Em comum, o livro oferece a percepção de que tudo que afeta a Rússia – a queda do império, o surgimento e o declínio da União Soviética, a ascensão de Putin – afeta seus vizinhos, mesmo que sejam nações independentes. Não se trata de um livro apenas sobre a Rússia, mas acerca de diferentes povos que habitam suas fronteiras. Cerca de 25 milhões de russos e falantes de russo como língua materna estão nessas regiões. Muitos simplesmente deixaram de estar no país de uma hora para outra, quando a URSS chegou ao fim.

A exploração da autora sobre as relações ecléticas entre povos e nações aumenta a compreensão sobre a guerra na Ucrânia. Em um dos capítulos, Erika viaja à república separatista de Donetsk, no leste ucraniano. A região, onde hoje se concentra o conflito entre as tropas ucranianas e russas, está em guerra desde a anexação da Crimeia em 2014, e a visita acontece durante o conflito. A jornalista transcreve a conversa com uma moradora que fala sobre o movimento separatista na região e por que muitos não se veem parte da Ucrânia, mesmo tendo nascido ali: “Na TV só falavam ucraniano, na escola tudo passou a ser ucraniano, mas aqui sempre falamos russo”, diz a entrevistada.

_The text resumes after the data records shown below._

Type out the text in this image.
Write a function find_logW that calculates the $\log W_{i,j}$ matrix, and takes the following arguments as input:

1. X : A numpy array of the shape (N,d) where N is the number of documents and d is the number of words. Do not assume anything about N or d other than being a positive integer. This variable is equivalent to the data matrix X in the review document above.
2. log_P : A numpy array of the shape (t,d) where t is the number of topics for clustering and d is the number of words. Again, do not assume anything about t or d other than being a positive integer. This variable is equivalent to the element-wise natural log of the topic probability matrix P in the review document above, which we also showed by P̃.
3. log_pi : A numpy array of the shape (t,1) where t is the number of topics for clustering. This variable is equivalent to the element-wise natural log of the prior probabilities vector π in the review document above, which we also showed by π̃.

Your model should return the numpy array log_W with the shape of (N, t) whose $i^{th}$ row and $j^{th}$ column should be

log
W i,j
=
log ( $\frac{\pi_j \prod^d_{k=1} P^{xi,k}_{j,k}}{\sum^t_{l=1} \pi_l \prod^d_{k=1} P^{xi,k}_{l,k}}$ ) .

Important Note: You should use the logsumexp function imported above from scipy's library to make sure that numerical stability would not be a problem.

Ao escrever sobre a fronteira russa, eu também penso sobre como essas nações vizinhas se desenvolveram após se tornarem independentes e olho para a relação delas com os russos

Erika Fatland

Os relatos da autora durante a viagem são intercalados com a contextualização histórica da Rússia e dos países visitados. A combinação busca tornar o papel da fronteira protagonista para a história do país e construir a ideia de que a Rússia é o que é, inevitavelmente, pela sua expansão territorial. “Ao contrário do Reino Unido ou da França, a Rússia nunca teve colônias em outros continentes. A Rússia era apenas uma terra e o império se expandiu tomando seus vizinhos”, conta a antropóloga norueguesa.

Essa visão acaba por situar o conflito atual da Ucrânia em uma história de centenas de anos em que a Rússia cresceu a partir dos seus vizinhos.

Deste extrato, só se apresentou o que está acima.